Le 28 mars se tiendra la soirée Ukraine Urgence & Démocratie organisée par Leaders League au bénéfice du Haut Commissariat des Nations unies pour les réfugiés, de Reporters sans Frontières et du Groupe SOS. Paolo Artini, représentant de l’UNHCR en France, sera présent : il veut encourager tous les acteurs, et notamment les entreprises, à participer à l’élan de solidarité en faveur de l’Ukraine. Face à une crise qui ne fait peut-être que commencer, l’accueil et la protection des populations sont essentiels.

Décideurs.
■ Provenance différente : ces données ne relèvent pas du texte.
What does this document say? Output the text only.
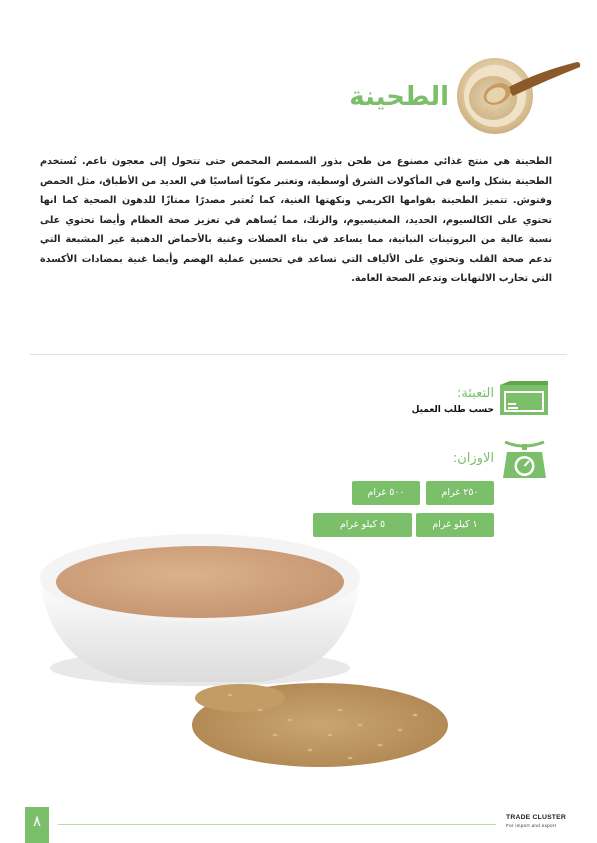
الطحينة
الطحينة هي منتج غذائي مصنوع من طحن بذور السمسم المحمص حتى تتحول إلى معجون ناعم. تُستخدم الطحينة بشكل واسع في المأكولات الشرق أوسطية، وتعتبر مكونًا أساسيًا في العديد من الأطباق، مثل الحمص وفتوش. تتميز الطحينة بقوامها الكريمي ونكهتها الغنية، كما تُعتبر مصدرًا ممتازًا للدهون الصحية كما انها تحتوي على الكالسيوم، الحديد، المغنيسيوم، والزنك، مما يُساهم في تعزيز صحة العظام وأيضا تحتوي على نسبة عالية من البروتينات النباتية، مما يساعد في بناء العضلات وغنية بالأحماض الدهنية غير المشبعة التي تدعم صحة القلب وتحتوي على الألياف التي تساعد في تحسين عملية الهضم وأيضا غنية بمضادات الأكسدة التي تحارب الالتهابات وتدعم الصحة العامة.
التعبئة:
حسب طلب العميل
الاوزان:
٢٥٠ غرام
٥٠٠ غرام
١ كيلو غرام
٥ كيلو غرام
٨	TRADE CLUSTER
For import and export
Vous avez accepté de participer à la soirée Urgence Ukraine & Démocratie organisée par Leaders League lundi prochain. Quel serait votre message aux participants ?

Paolo Artini. Je suis très heureux d’y participer. Cet événement est un signe de l’engagement de tout le monde, États, entreprises, citoyens, dans une crise qui est inédite. On dénombre 3,5 millions de réfugiés depuis le début il y a un mois, ce qui n’était pas arrivé depuis la Seconde Guerre mondiale. À l’intérieur de l’Ukraine aussi, les déplacements sont massifs. Il faut que l’on s’engage, toutes et tous, pour soutenir les populations vulnérables et les civils. Pour les aides, les moyens sont nombreux : le soutien financier, bien sûr, car les besoins humanitaires sont importants, mais également le soutien à l’accueil et à l’inclusion des réfugiés.

Sur ces points, je voudrais souligner un acteur très important : le secteur privé. Les entreprises et les fondations nous ont vraiment soutenus et veulent aider. C’est primordial, pas seulement pour les besoins humanitaires – produits de première nécessité, etc. – mais aussi pour l’assistance, à travers des programmes d’accès à des liquidités, de rénovation de centres… L’engagement du secteur privé est prometteur et indispensable, parce qu’il ne suffit pas d’accueillir les réfugiés. Il faut les inclure, car la crise va peut-être durer. Les perspectives d’accès à l’éducation et à l’emploi sont des facteurs essentiels pour leur permettre de retrouver une vie stable et aussi normale qu’elle puisse l’être dans leur pays d’accueil, avant de pouvoir, un jour, rentrer en Ukraine.

"Chaque effort compte pour la protection et l’accueil des Ukrainiens."

Que pensez-vous des mesures de solidarité mises en place partout dans le monde – et en Europe plus particulièrement – et de l’accueil des réfugiés ?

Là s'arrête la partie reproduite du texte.